Outcome of African American (AA) compared to white American (WA) patients with early-stage breast cancer, stratified by phenotype
Lehrberg A, Nathanson D, Baidoun F, Petersen L, Susick L, Davis M, Ivanics T, Rakitin I, Bensenhaver J, Proctor E, and Newman L. Outcome of African American (AA) compared to white American (WA) patients with early-stage breast cancer, stratified by phenotype. Ann Surg Oncol 2018; 25(1 Suppl):S87.
Ann Surg Oncol
INTRODUCTION: Population-based breast cancer mortality rates are approximately 40% higher for AA compared to WA women. The extent to which these outcome disparities are related to the two-fold higher incidence of triple negative breast cancer (TNBC) in AAs is unclear. Methods: We evaluated survival among AA and WA pts presenting with clinically early-stage/node negative breast cancer, stratified by having TNBC versus non-TNBC phenotype from a prospectively-maintained, IRB-approved database in an employee health plan-based hospital system serving a diverse community; Median follow-up was 60 months.

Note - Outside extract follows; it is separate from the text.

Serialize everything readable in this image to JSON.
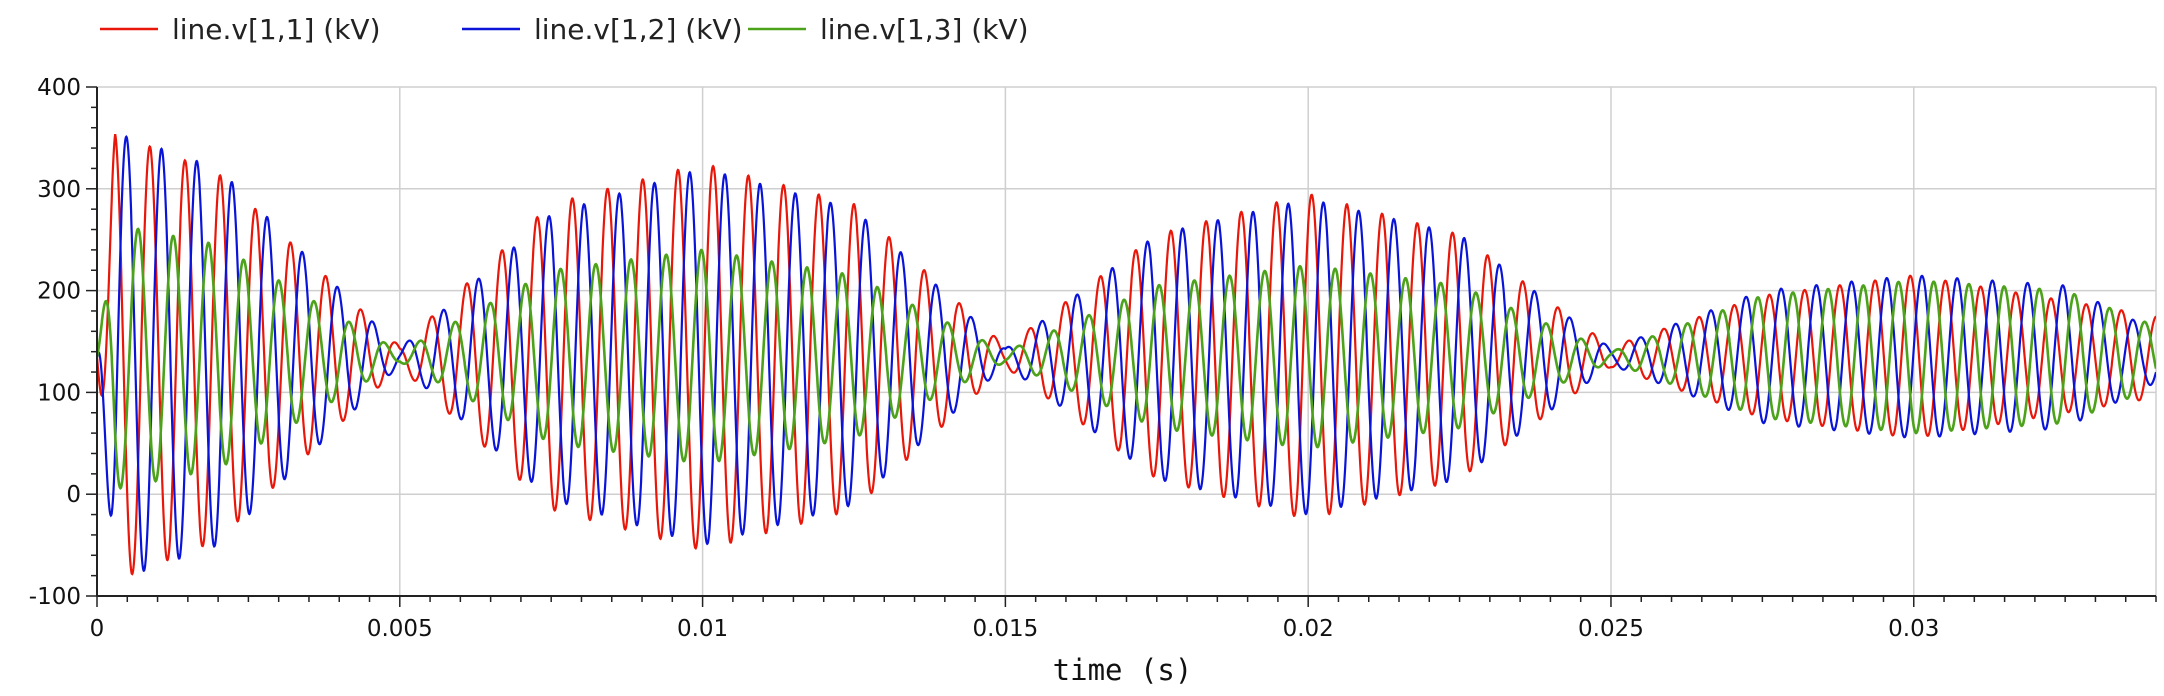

Results: A total of 2,847 cases were analyzed; 1,061 (37%) AA and 1,786 (63%) WA. Frequency of TNBC was higher among the AA patients compared to WA patients (15% versus 10%; p<0.05) and frequency of non-TNBC/HER2-negative disease was lower among AA compared to WA patients (53% versus 62%; p<0.05). Median survival of AA compared to WA pts was shorter (median survival 1175 versus 1691 days; Wilcoxon p-value 0.002), but median survival of AA and WA TNBC pts was not statistically different (1094 versus 1636 days; p-value 0.397). Outcome disparities re-emerged for AA compared to WA pts with HER2-positive/non-TNBC (median survival 1210 versus 1717 days; p-value 0.015), and for HER2-negative/non-TNBC (median survival 1722 versus 2088 days; p-value 0.10) although the difference was not statistically significant for the latter. Conclusions: Variation in TNBC prevalence likely contributes to race-associated breast cancer disparities overall, but outcome differences associated with HER2-positive and hormone receptor-positive disease suggest that variations in delivery of targeted therapy or response to targeted therapy may also be playing a role.